My brother gets them too and it’s become a small point of reference in conversation between the two of us. It’s one of those trivial but cherished things that families have in common.

The fact is, because of the context and who it is, these replies from my dad always mean a lot to me. The “ok” signifies several things… I am here / I agree / No problem. It’s usually in reply to a plan or proposal from me, for example an initial text to the parents saying “hi, see you sunday, will pop round” so it’s about optimism and expectation too.

It also reminds me of the ultimate succinct exchange, when the author Victor Hugo was relaxing on holiday and used the high speed technology of the day, a telegram, to send his London publisher a single question mark. Keen to get news concerning sales of his new book Les Miserables, he received an equally terse reply.
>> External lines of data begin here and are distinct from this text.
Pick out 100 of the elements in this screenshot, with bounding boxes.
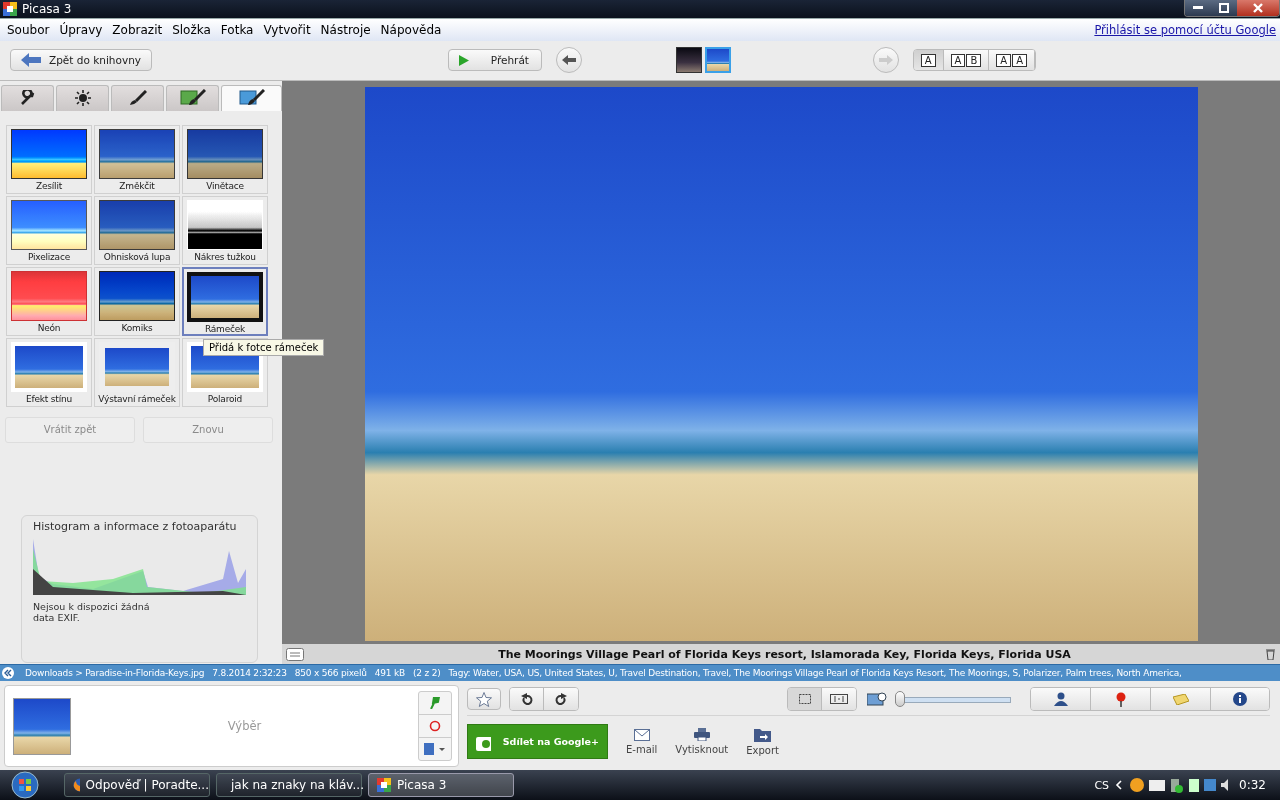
editing-tab[interactable] xyxy=(166,84,220,111)
fit-icon xyxy=(798,694,811,705)
folder-arrow-icon xyxy=(754,727,772,742)
person-icon xyxy=(1053,692,1068,707)
zoom-icon xyxy=(867,692,889,707)
previous-button[interactable] xyxy=(555,47,582,74)
minimize-icon xyxy=(1193,6,1203,10)
share-button[interactable]: Sdílet na Google+ xyxy=(467,724,608,760)
brush-icon xyxy=(128,90,147,107)
editing-tab[interactable] xyxy=(221,84,282,111)
restore-icon xyxy=(1219,3,1229,13)
effect-button[interactable]: Změkčit xyxy=(94,124,180,194)
taskbar-item[interactable]: jak na znaky na kláv... xyxy=(216,773,362,797)
effect-button[interactable]: Zesílit xyxy=(6,124,92,194)
actual-size-button[interactable] xyxy=(822,688,856,711)
editing-tab[interactable] xyxy=(111,84,165,111)
effect-button[interactable]: Komiks xyxy=(94,266,180,336)
picture-brush-icon xyxy=(238,89,265,108)
panel-title: Histogram a informace z fotoaparátu xyxy=(33,519,238,533)
menu-item[interactable]: Vytvořit xyxy=(258,22,316,37)
photo-caption: The Moorings Village Pearl of Florida Keys resort, Islamorada Key, Florida Keys, Florida USA xyxy=(497,647,1072,661)
wrench-icon xyxy=(19,90,36,107)
menu-item[interactable]: Úpravy xyxy=(54,22,108,37)
play-button[interactable]: Přehrát xyxy=(447,49,542,72)
actual-size-icon xyxy=(830,694,848,705)
zoom-slider[interactable] xyxy=(895,691,1011,708)
editing-tab[interactable] xyxy=(1,84,55,111)
action-button[interactable]: Vytisknout xyxy=(675,728,729,756)
effect-button[interactable]: Pixelizace xyxy=(6,195,92,265)
menu-item[interactable]: Nástroje xyxy=(315,22,376,37)
editing-tab[interactable] xyxy=(56,84,110,111)
status-text: (2 z 2) xyxy=(413,668,441,679)
tag-icon xyxy=(1172,693,1189,705)
restore-button[interactable] xyxy=(1211,0,1237,16)
tray-label: Výběr xyxy=(226,719,263,734)
star-icon xyxy=(476,691,492,707)
back-button[interactable]: Zpět do knihovny xyxy=(10,49,152,72)
effect-button[interactable]: Vinětace xyxy=(182,124,268,194)
info-button[interactable] xyxy=(1211,688,1269,711)
menu-item[interactable]: Fotka xyxy=(215,22,259,37)
star-button[interactable] xyxy=(467,688,501,711)
window-title: Picasa 3 xyxy=(22,1,72,16)
clock: 0:32 xyxy=(1239,778,1266,792)
status-text: Tagy: Water, USA, US, United States, U, Travel Destination, Travel, The Moorings Village Pearl of Florida Keys Resort, The Moorings, S, Polarizer, Palm trees, North America, xyxy=(448,668,1182,679)
exif-note: Nejsou k dispozici žádná data EXIF. xyxy=(33,600,151,623)
menu-item[interactable]: Soubor xyxy=(2,22,55,37)
view-mode-button[interactable]: A A xyxy=(989,50,1035,71)
pin-icon xyxy=(430,697,440,710)
rotate-right-icon xyxy=(555,692,567,706)
action-button[interactable]: Export xyxy=(746,727,779,756)
back-arrow-icon xyxy=(21,53,41,68)
status-text: 7.8.2014 2:32:23 xyxy=(212,668,287,679)
effect-button[interactable]: Nákres tužkou xyxy=(182,195,268,265)
circle-icon xyxy=(429,720,441,733)
photo-thumbnail[interactable] xyxy=(675,47,702,74)
menu-item[interactable]: Složka xyxy=(167,22,216,37)
taskbar-item[interactable]: Picasa 3 xyxy=(368,773,514,797)
caption-icon[interactable] xyxy=(286,647,304,661)
envelope-icon xyxy=(633,728,650,741)
photo-thumbnail[interactable] xyxy=(13,697,71,755)
picture-brush-icon xyxy=(179,89,206,108)
tooltip: Přidá k fotce rámeček xyxy=(203,338,325,356)
action-button[interactable]: E-mail xyxy=(626,728,658,755)
status-text: 491 kB xyxy=(374,668,405,679)
view-mode-button[interactable]: A xyxy=(913,50,944,71)
language-indicator[interactable]: CS xyxy=(1094,778,1110,792)
book-icon xyxy=(424,743,446,756)
menu-item[interactable]: Zobrazit xyxy=(107,22,168,37)
effect-button[interactable]: Ohnisková lupa xyxy=(94,195,180,265)
effect-button[interactable]: Rámeček xyxy=(182,266,268,336)
chevron-icon[interactable] xyxy=(1115,780,1124,790)
close-button[interactable] xyxy=(1237,0,1279,16)
trash-icon[interactable] xyxy=(1265,648,1276,661)
photo-thumbnail[interactable] xyxy=(704,47,731,74)
close-icon xyxy=(1253,3,1263,13)
printer-icon xyxy=(693,728,710,742)
rotate-left-icon xyxy=(520,692,533,706)
collapse-icon[interactable] xyxy=(1,666,15,681)
rotate-right-button[interactable] xyxy=(544,688,578,711)
map-pin-icon xyxy=(1115,691,1126,707)
picasa-logo-icon xyxy=(377,778,391,792)
effect-button[interactable]: Efekt stínu xyxy=(6,337,92,407)
start-button[interactable] xyxy=(8,771,42,799)
right-arrow-icon xyxy=(878,55,893,66)
sign-in-link[interactable]: Přihlásit se pomocí účtu Google xyxy=(1094,22,1276,37)
effect-button[interactable]: Neón xyxy=(6,266,92,336)
status-text: 850 x 566 pixelů xyxy=(294,668,367,679)
taskbar-item[interactable]: Odpověď | Poradte... xyxy=(64,773,210,797)
sun-icon xyxy=(74,90,91,107)
menu-item[interactable]: Nápověda xyxy=(375,22,447,37)
firefox-icon xyxy=(73,778,80,792)
people-button[interactable] xyxy=(1031,688,1091,711)
left-arrow-icon xyxy=(561,55,576,66)
rotate-left-button[interactable] xyxy=(510,688,544,711)
effect-button[interactable]: Výstavní rámeček xyxy=(94,337,180,407)
view-mode-button[interactable]: A B xyxy=(943,50,990,71)
minimize-button[interactable] xyxy=(1185,0,1211,16)
file-path: Downloads > Paradise-in-Florida-Keys.jpg xyxy=(25,668,205,679)
places-button[interactable] xyxy=(1091,688,1151,711)
picasa-logo-icon xyxy=(3,1,17,16)
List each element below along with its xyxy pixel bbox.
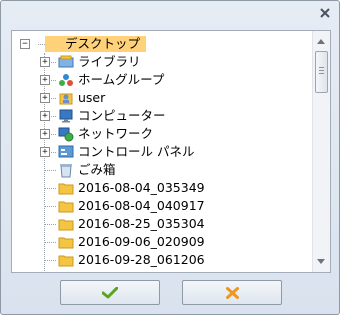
folder-icon [58, 219, 74, 231]
tree-item-folder[interactable]: 2016-09-06_020909 [12, 233, 312, 251]
checkmark-icon [102, 286, 118, 298]
tree-item-homegroup[interactable]: + ホームグループ [12, 71, 312, 89]
tree-item-label: 2016-09-06_020909 [78, 234, 205, 249]
tree-item-recycle-bin[interactable]: ごみ箱 [12, 161, 312, 179]
tree-item-label: ホームグループ [78, 72, 165, 87]
tree-item-user[interactable]: + user [12, 89, 312, 107]
expand-toggle[interactable]: + [40, 111, 50, 121]
folder-icon [58, 201, 74, 213]
library-icon [58, 55, 74, 68]
vertical-scrollbar[interactable] [312, 31, 330, 272]
tree-item-library[interactable]: + ライブラリ [12, 53, 312, 71]
network-icon [58, 127, 74, 142]
tree-connector [44, 260, 56, 261]
expand-toggle[interactable]: + [40, 93, 50, 103]
tree-item-label: コンピューター [78, 108, 166, 123]
scroll-up-icon[interactable] [317, 39, 325, 44]
tree-item-folder[interactable]: 2016-08-04_040917 [12, 197, 312, 215]
close-button[interactable] [317, 5, 333, 21]
expand-toggle[interactable]: + [40, 129, 50, 139]
tree-connector [44, 242, 56, 243]
grip-line [319, 67, 324, 68]
recycle-bin-icon [60, 164, 72, 178]
tree-item-folder[interactable]: 2016-08-04_035349 [12, 179, 312, 197]
tree-row-root[interactable]: − デスクトップ [12, 35, 312, 53]
tree-item-label: ごみ箱 [78, 162, 116, 177]
tree-item-label: 2016-08-04_035349 [78, 180, 205, 195]
expand-toggle[interactable]: + [40, 57, 50, 67]
tree-item-label: 2016-09-28_061206 [78, 252, 205, 267]
folder-icon [58, 237, 74, 249]
tree-item-network[interactable]: + ネットワーク [12, 125, 312, 143]
scroll-thumb[interactable] [315, 51, 328, 93]
folder-browser-dialog: − デスクトップ + ライブラリ + ホームグループ + user + コンピュ… [0, 0, 340, 315]
folder-icon [58, 255, 74, 267]
tree-item-label: user [78, 90, 106, 105]
grip-line [319, 70, 324, 71]
tree-item-folder[interactable]: 2016-08-25_035304 [12, 215, 312, 233]
cross-icon [225, 286, 239, 299]
tree-item-label: ネットワーク [78, 126, 154, 141]
homegroup-icon [59, 74, 73, 86]
folder-tree: − デスクトップ + ライブラリ + ホームグループ + user + コンピュ… [12, 31, 312, 272]
tree-item-control-panel[interactable]: + コントロール パネル [12, 143, 312, 161]
tree-connector [44, 224, 56, 225]
close-icon [320, 8, 330, 18]
tree-connector [44, 188, 56, 189]
expand-toggle[interactable]: + [40, 147, 50, 157]
control-panel-icon [58, 145, 74, 158]
collapse-toggle[interactable]: − [20, 39, 30, 49]
folder-icon [58, 183, 74, 195]
folder-tree-panel: − デスクトップ + ライブラリ + ホームグループ + user + コンピュ… [11, 30, 331, 273]
tree-item-label: 2016-08-04_040917 [78, 198, 205, 213]
cancel-button[interactable] [182, 280, 282, 305]
user-folder-icon [59, 93, 73, 105]
tree-item-folder[interactable]: 2016-09-28_061206 [12, 251, 312, 269]
tree-item-label: 2016-08-25_035304 [78, 216, 205, 231]
tree-connector [44, 206, 56, 207]
tree-item-label: コントロール パネル [78, 144, 195, 159]
tree-item-computer[interactable]: + コンピューター [12, 107, 312, 125]
grip-line [319, 73, 324, 74]
desktop-folder-icon [47, 39, 61, 49]
scroll-down-icon[interactable] [317, 259, 325, 264]
expand-toggle[interactable]: + [40, 75, 50, 85]
ok-button[interactable] [60, 280, 160, 305]
tree-item-label: ライブラリ [78, 54, 141, 69]
root-label-text: デスクトップ [65, 36, 141, 51]
tree-item-label: デスクトップ [45, 36, 147, 52]
computer-icon [59, 109, 73, 123]
tree-connector [44, 170, 56, 171]
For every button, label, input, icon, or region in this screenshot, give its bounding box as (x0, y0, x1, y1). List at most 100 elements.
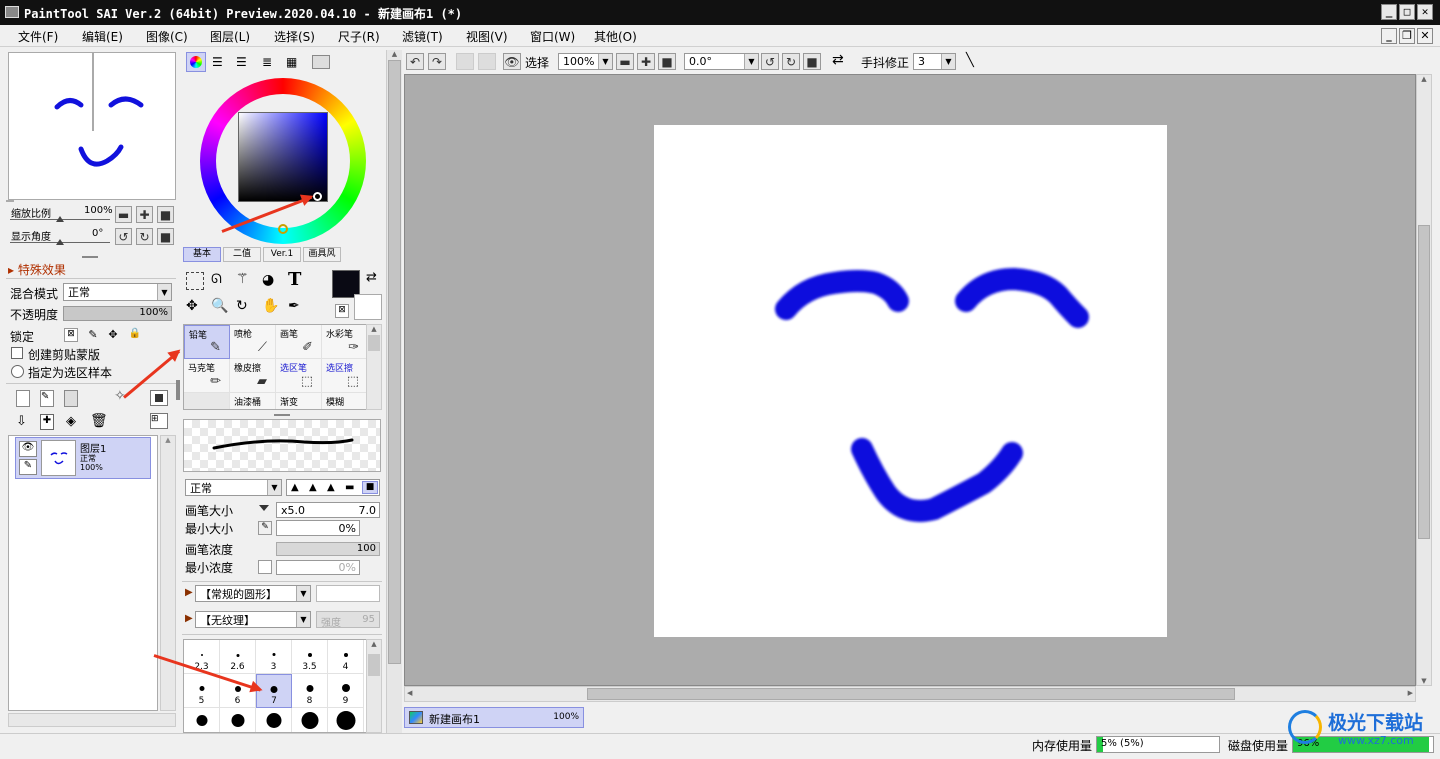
rotate-left-button[interactable]: ↺ (115, 228, 132, 245)
invert-selection-icon[interactable] (478, 53, 496, 70)
brush-size-cell[interactable]: 3 (256, 640, 292, 674)
lock-paint-icon[interactable]: ✎ (86, 328, 100, 342)
canvas-zoom-in-button[interactable]: ✚ (637, 53, 655, 70)
menu-window[interactable]: 窗口(W) (530, 28, 575, 45)
doc-minimize-button[interactable]: _ (1381, 28, 1397, 44)
palette-mode-icon[interactable]: ▦ (286, 55, 297, 69)
menu-image[interactable]: 图像(C) (146, 28, 188, 45)
shape-icon[interactable]: ◕ (262, 272, 274, 288)
doc-close-button[interactable]: ✕ (1417, 28, 1433, 44)
canvas-vscrollbar[interactable]: ▲ ▼ (1416, 74, 1432, 686)
doc-restore-button[interactable]: ❐ (1399, 28, 1415, 44)
tool-pencil[interactable]: 铅笔 ✎ (184, 325, 230, 359)
blend-mode-select[interactable]: 正常 ▼ (63, 283, 172, 301)
menu-view[interactable]: 视图(V) (466, 28, 508, 45)
brush-size-field[interactable]: x5.0 7.0 (276, 502, 380, 518)
brush-size-cell[interactable]: 9 (328, 674, 364, 708)
edge-medium-icon[interactable]: ▲ (327, 482, 335, 493)
canvas-hscrollbar[interactable]: ◀ ▶ (404, 686, 1416, 702)
undo-icon[interactable]: ↶ (406, 53, 424, 70)
straight-line-icon[interactable]: ╲ (966, 53, 986, 70)
brush-texture-select[interactable]: 【无纹理】 ▼ (195, 611, 311, 628)
clear-layer-icon[interactable]: ◈ (66, 414, 76, 429)
brush-mode-select[interactable]: 正常 ▼ (185, 479, 282, 496)
tab-binary[interactable]: 二值 (223, 247, 261, 262)
hsv-slider-mode-icon[interactable]: ☰ (236, 55, 247, 69)
brush-size-cell[interactable]: 8 (292, 674, 328, 708)
menu-edit[interactable]: 编辑(E) (82, 28, 123, 45)
menu-filter[interactable]: 滤镜(T) (402, 28, 443, 45)
brush-size-cell[interactable]: 2.6 (220, 640, 256, 674)
merge-layer-icon[interactable]: ✚ (40, 414, 54, 430)
zoom-out-button[interactable]: ▬ (115, 206, 132, 223)
redo-icon[interactable]: ↷ (428, 53, 446, 70)
canvas-angle-select[interactable]: 0.0° ▼ (684, 53, 759, 70)
tab-paint-style[interactable]: 画具风 (303, 247, 341, 262)
layer-list-hscrollbar[interactable] (8, 713, 176, 727)
zoom-tool-icon[interactable]: 🔍 (211, 298, 228, 314)
hand-tool-icon[interactable]: ✋ (262, 298, 279, 314)
tool-watercolor[interactable]: 水彩笔 ✑ (322, 325, 368, 359)
scratchpad-mode-icon[interactable] (312, 55, 330, 69)
tool-marker[interactable]: 马克笔 ✏ (184, 359, 230, 393)
rotate-tool-icon[interactable]: ↻ (236, 298, 248, 314)
minimize-button[interactable]: _ (1381, 4, 1397, 20)
color-wheel-mode-icon[interactable] (186, 52, 206, 72)
lasso-icon[interactable]: ᘏ (211, 272, 222, 287)
canvas-zoom-reset-button[interactable]: ■ (658, 53, 676, 70)
lock-move-icon[interactable]: ✥ (106, 328, 120, 342)
background-color-swatch[interactable] (354, 294, 382, 320)
brush-density-slider[interactable]: 100 (276, 542, 380, 556)
edge-medium-soft-icon[interactable]: ▲ (309, 482, 317, 493)
pencil-icon[interactable]: ✎ (19, 459, 37, 475)
brush-size-cell[interactable] (184, 708, 220, 732)
selection-sample-radio[interactable] (11, 365, 24, 378)
stabilizer-select[interactable]: 3 ▼ (913, 53, 956, 70)
merge-down-icon[interactable]: ⇩ (16, 414, 27, 429)
tool-airbrush[interactable]: 喷枪 ⟋ (230, 325, 276, 359)
edge-hard-icon[interactable]: ■ (362, 481, 378, 494)
zoom-in-button[interactable]: ✚ (136, 206, 153, 223)
eye-icon[interactable]: 👁 (19, 441, 37, 457)
zoom-reset-button[interactable]: ■ (157, 206, 174, 223)
tool-grid-scrollbar[interactable]: ▲ (366, 324, 382, 410)
min-density-field[interactable]: 0% (276, 560, 360, 575)
pressure-density-checkbox[interactable] (258, 560, 272, 574)
menu-ruler[interactable]: 尺子(R) (338, 28, 380, 45)
canvas-hscroll-thumb[interactable] (587, 688, 1235, 700)
tool-select-eraser[interactable]: 选区擦 ⬚ (322, 359, 368, 393)
texture-strength-field[interactable]: 强度 95 (316, 611, 380, 629)
flip-horizontal-icon[interactable]: ⇄ (832, 52, 844, 68)
brush-size-cell[interactable] (292, 708, 328, 732)
brush-size-scrollbar[interactable]: ▲ (366, 639, 382, 733)
tab-ver1[interactable]: Ver.1 (263, 247, 301, 262)
layer-list-scrollbar[interactable]: ▲ (160, 435, 176, 711)
rotate-reset-button[interactable]: ■ (157, 228, 174, 245)
brush-size-cell[interactable]: 5 (184, 674, 220, 708)
tool-eraser[interactable]: 橡皮擦 ▰ (230, 359, 276, 393)
rect-select-icon[interactable] (186, 272, 204, 290)
move-tool-icon[interactable]: ✥ (186, 298, 198, 314)
deselect-icon[interactable] (456, 53, 474, 70)
brush-size-cell[interactable]: 4 (328, 640, 364, 674)
tool-grid-splitter[interactable] (274, 414, 290, 416)
zoom-slider-thumb[interactable] (56, 216, 64, 222)
swatch-mode-icon[interactable]: ≣ (262, 55, 272, 69)
new-layer-icon[interactable] (16, 390, 30, 407)
tool-select-pen[interactable]: 选区笔 ⬚ (276, 359, 322, 393)
brush-size-cell[interactable] (220, 708, 256, 732)
edge-medium-hard-icon[interactable]: ▬ (345, 482, 354, 493)
chevron-down-icon[interactable] (259, 505, 269, 511)
min-size-field[interactable]: 0% (276, 520, 360, 536)
opacity-slider[interactable]: 100% (63, 306, 172, 321)
trash-icon[interactable]: 🗑 (90, 413, 108, 429)
brush-edge-hardness[interactable]: ▲ ▲ ▲ ▬ ■ (286, 479, 380, 496)
swap-colors-icon[interactable]: ⇄ (366, 270, 377, 285)
layer-item[interactable]: 👁 ✎ 图层1 正常 100% (15, 437, 151, 479)
tab-basic[interactable]: 基本 (183, 247, 221, 262)
transparent-color-icon[interactable]: ⊠ (335, 304, 349, 318)
tool-blur[interactable]: 模糊 (322, 393, 368, 409)
menu-select[interactable]: 选择(S) (274, 28, 315, 45)
lock-transparency-icon[interactable]: ⊠ (64, 328, 78, 342)
new-vector-layer-icon[interactable]: ✎ (40, 390, 54, 407)
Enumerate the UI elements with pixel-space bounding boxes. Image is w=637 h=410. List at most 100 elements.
The first print run had entirely sold out and the publisher’s telegram was a single exclamation mark.

We can speculate why this took place. My theory is that the author was just too exhausted to embellish the message after the long process of getting the book finished.

Did the book REALLY sell out on the first run? Or is that fact included just to spruce up the anecdote (which I first read as a boy in Reader’s Digest)? How would Victor have reacted to the West End’s frilly-costumed musical adaptation?

We need not concern ourselves with these uncertainties. What we do know is, the messages are only rendered meaningful by the “metadata” of CONTEXT, with just enough content to work. See also: the Laconians, who stripped away all the redundancy to deliver pointed, concise, laconic comebacks.

Perhaps tellingly, the second biggest adopters of Twitter have been the Japanese, where wired openness about daily life gives rise to thousands of digital haikus per second.

We should also note that English and Japanese are currently the only interface language options on the Twitter website, although client software in different languages is available. I’ll reserve that line of enquiry for a future post.

The upshot of these examples is: we’ve long known that you can squeeze a lot of feeling or intent into a message with tiny informational content, from a round of applause to a marine distress signal. So the brevity is fine.

But what about Twitter as an echo chamber of self-referential tweets and inane signalling about Twitter itself? “Hello world.”, “I’m tweeting.”, “Which client do you favour?”, “test123” and so on? Well, the channel is open, and I think this is all possibly fine too.

Socially, amateur radio was always a marginal hobby and I guess it still exists in some corners. My awareness is largely informed by the Tony Hancock sitcom episode, The Radio Ham (although I believe enthusiasts hate this term). In reality, I’m told that much of the chatter on the airwaves was to exchange callsigns, establish contact and discuss – wait for it – the newest equipment for doing amateur radio.

Young boy riding by at high speed on a bicycle shouting repeatedly, ‘I am here.’ Perhaps the central and single message of humanity.

A Year with Swollen Appendices
Brian Eno
24 February 1995 (Diary entry in Egypt)

The last time I did a precise measurement of a message’s informational mass, I was studying a module on coding theory. We learnt how to introduce redundancy deliberately, to assist error-checking when sending data signals. It was useful but a bit on the dry side. I much prefer the riffing from people-to-people – and the joy of a communication which even, at times, celebrates itself.